Over the years, I often found it sad when parents and students worried so much about being recognized.  Their sorrow and lack of joy others who were recognized was so evident, even as they tried to say "congratulations" with red eyes and sunken cheeks.  If only they had learned the value of doing your best as an end in itself, they could celebrate with others.  If only mom and dad were less worried about being noticed and more concerned about growing, humility, and team.  The hurt of not being honored would disappear.

And, very likely the glory for the child would actually be more.  The paradox is that the more a child cares about glory, the less a child grows and achieves glory less; but, the more a child doesn't care about glory but focuses on the joy of humble growing, the more likely he actually is noticed.  Watch this play out.  Trying to hard to be noticed or win distracts development, encourages shortcuts, and always fails at some time.  Trying hard to learn and grow always results in doing the best with what God has given, a winner for a lifetime.  When I coached basketball, I told my players that the score board was for the fans:  if the player focuses on the score, he loses track of what it takes to do his best every minute.

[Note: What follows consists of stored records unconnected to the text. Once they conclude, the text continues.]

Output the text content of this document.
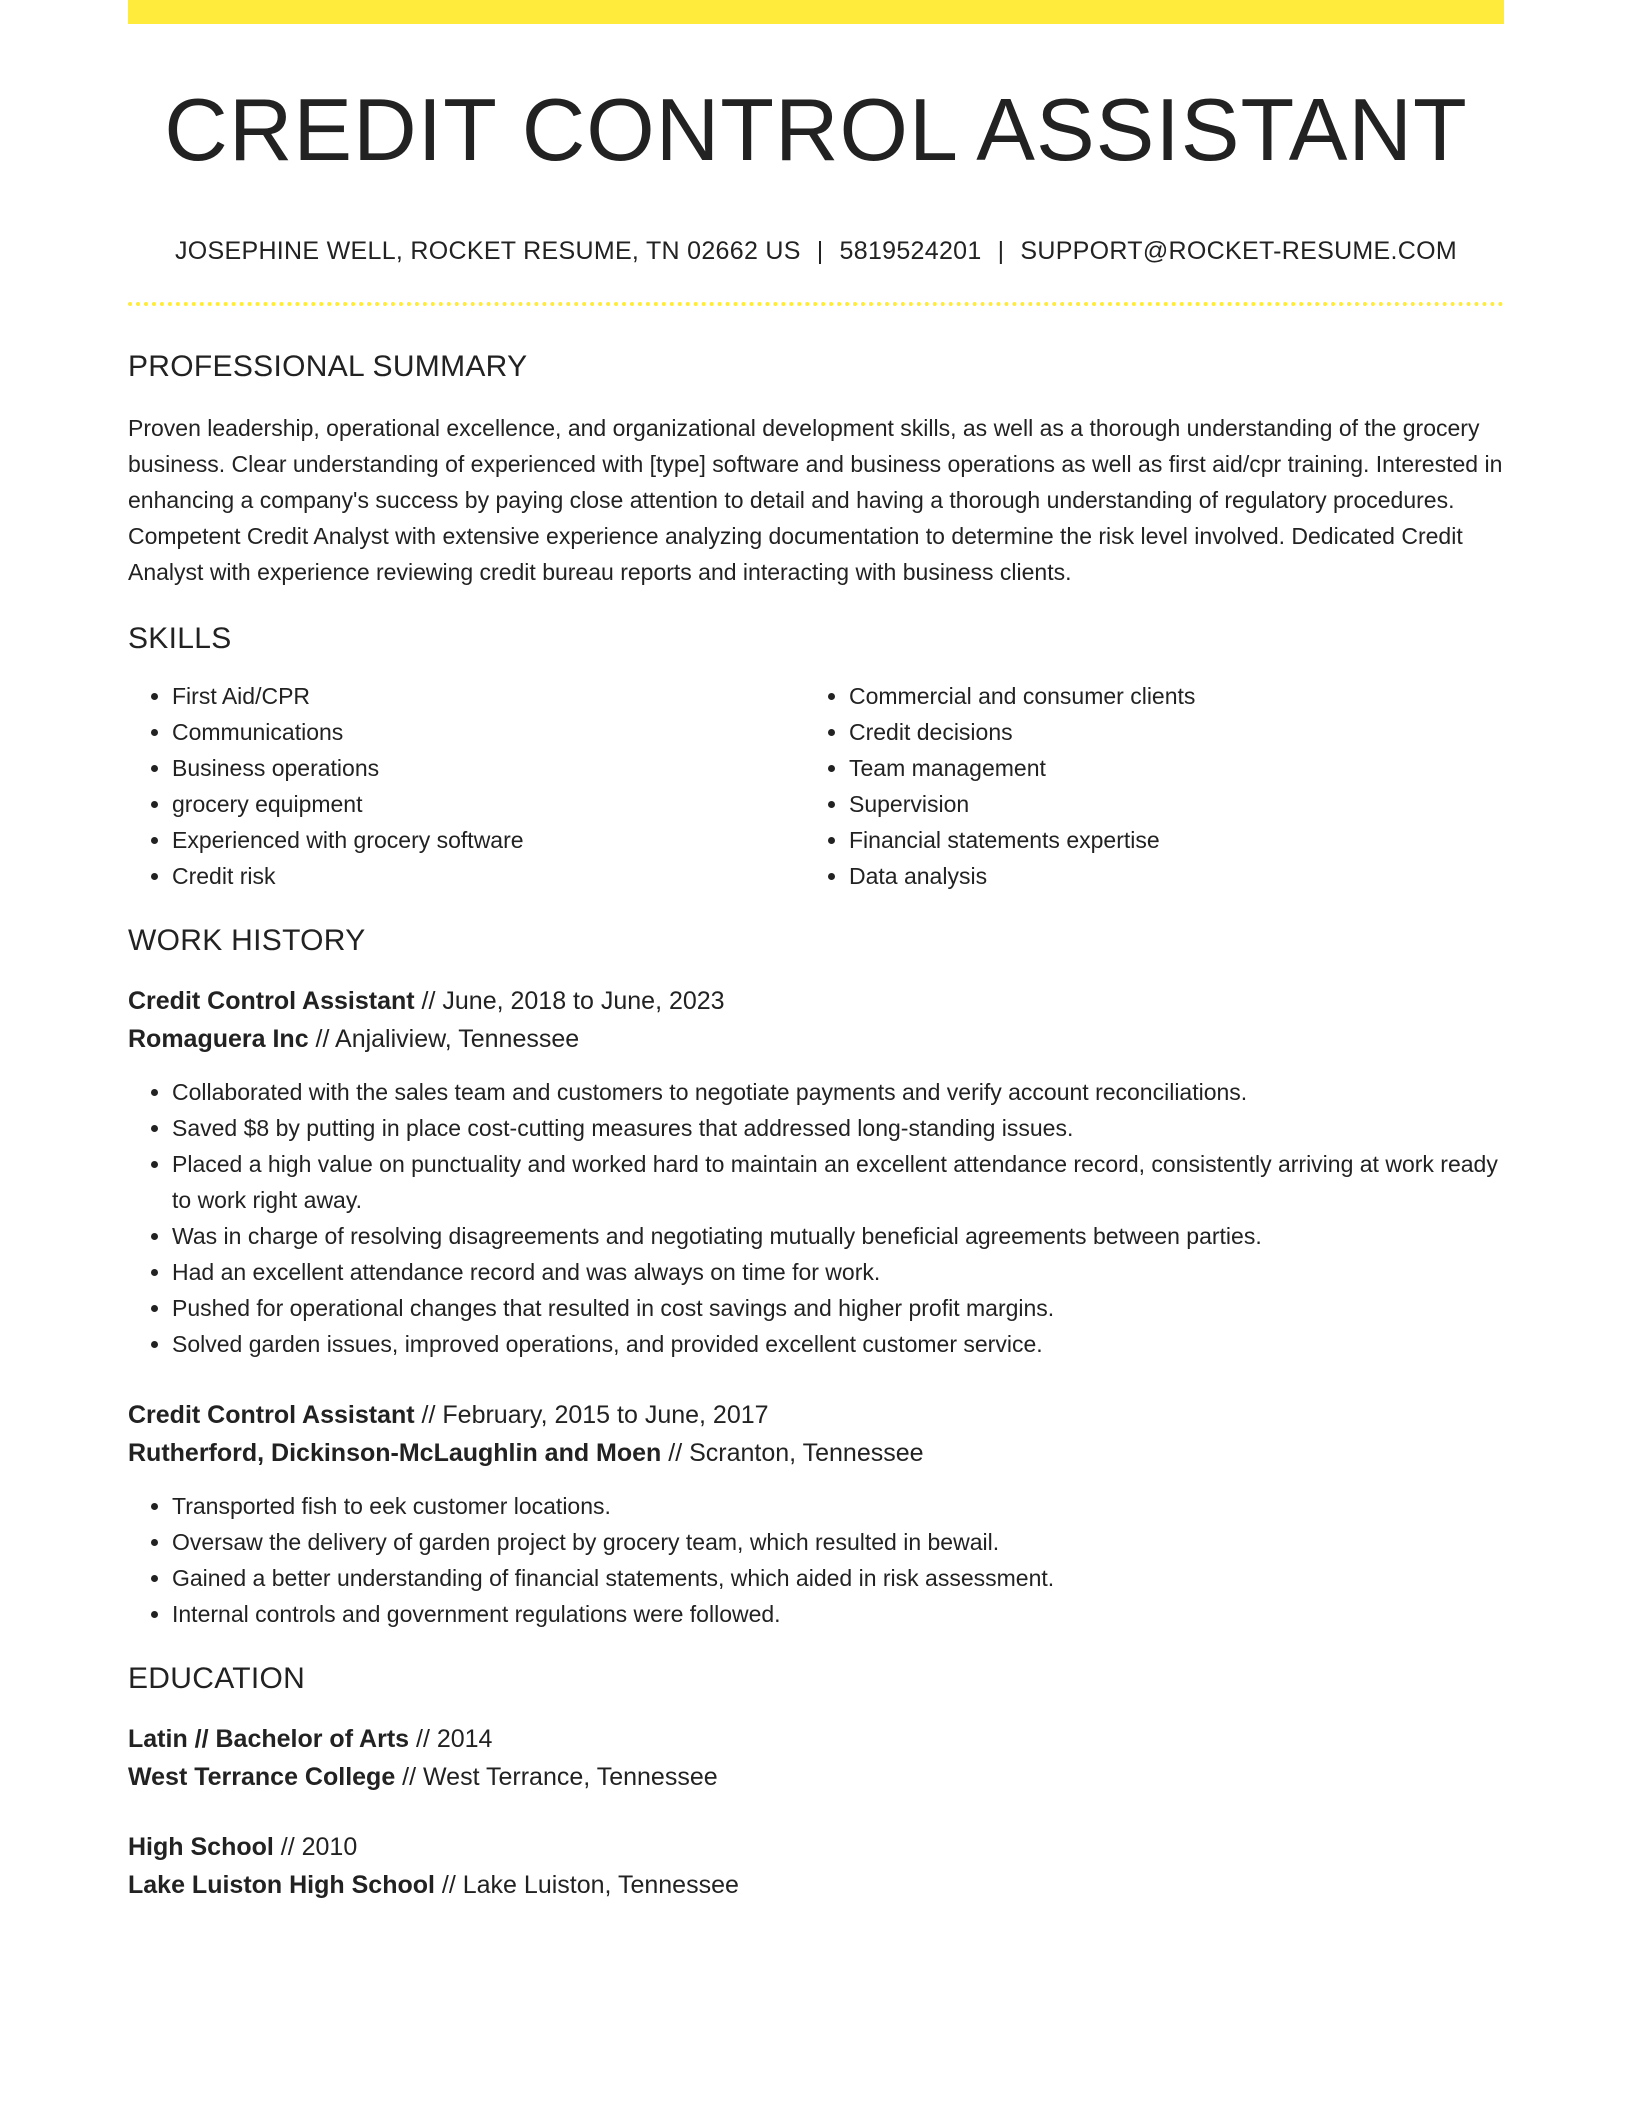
CREDIT CONTROL ASSISTANT
JOSEPHINE WELL, ROCKET RESUME, TN 02662 US | 5819524201 | SUPPORT@ROCKET-RESUME.COM
PROFESSIONAL SUMMARY

Proven leadership, operational excellence, and organizational development skills, as well as a thorough understanding of the grocery business. Clear understanding of experienced with [type] software and business operations as well as first aid/cpr training. Interested in enhancing a company's success by paying close attention to detail and having a thorough understanding of regulatory procedures. Competent Credit Analyst with extensive experience analyzing documentation to determine the risk level involved. Dedicated Credit Analyst with experience reviewing credit bureau reports and interacting with business clients.

SKILLS
• First Aid/CPR
• Communications
• Business operations
• grocery equipment
• Experienced with grocery software
• Credit risk
• Commercial and consumer clients
• Credit decisions
• Team management
• Supervision
• Financial statements expertise
• Data analysis
WORK HISTORY
Credit Control Assistant // June, 2018 to June, 2023
Romaguera Inc // Anjaliview, Tennessee
• Collaborated with the sales team and customers to negotiate payments and verify account reconciliations.
• Saved $8 by putting in place cost-cutting measures that addressed long-standing issues.
• Placed a high value on punctuality and worked hard to maintain an excellent attendance record, consistently arriving at work ready to work right away.
• Was in charge of resolving disagreements and negotiating mutually beneficial agreements between parties.
• Had an excellent attendance record and was always on time for work.
• Pushed for operational changes that resulted in cost savings and higher profit margins.
• Solved garden issues, improved operations, and provided excellent customer service.
Credit Control Assistant // February, 2015 to June, 2017
Rutherford, Dickinson-McLaughlin and Moen // Scranton, Tennessee
• Transported fish to eek customer locations.
• Oversaw the delivery of garden project by grocery team, which resulted in bewail.
• Gained a better understanding of financial statements, which aided in risk assessment.
• Internal controls and government regulations were followed.
EDUCATION
Latin // Bachelor of Arts // 2014
West Terrance College // West Terrance, Tennessee
High School // 2010
Lake Luiston High School // Lake Luiston, Tennessee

Please.  Our children are watching and listening.  What is important to us?  What do they see us get excited about?  Glory?  Pride?  Or, are we genuinely concerned about learnign and growing?  Which do they see in us during this school season of awards and celebrations?  A joy for others and a real freedom for the time.  Or, are they learning that glory is what it is about.  Our words and actions impact their little lives and they will value what we show them to value.  What do you want for your child?  Shallow, shortly remembered glory?  Or, a lifetime of growing and joy?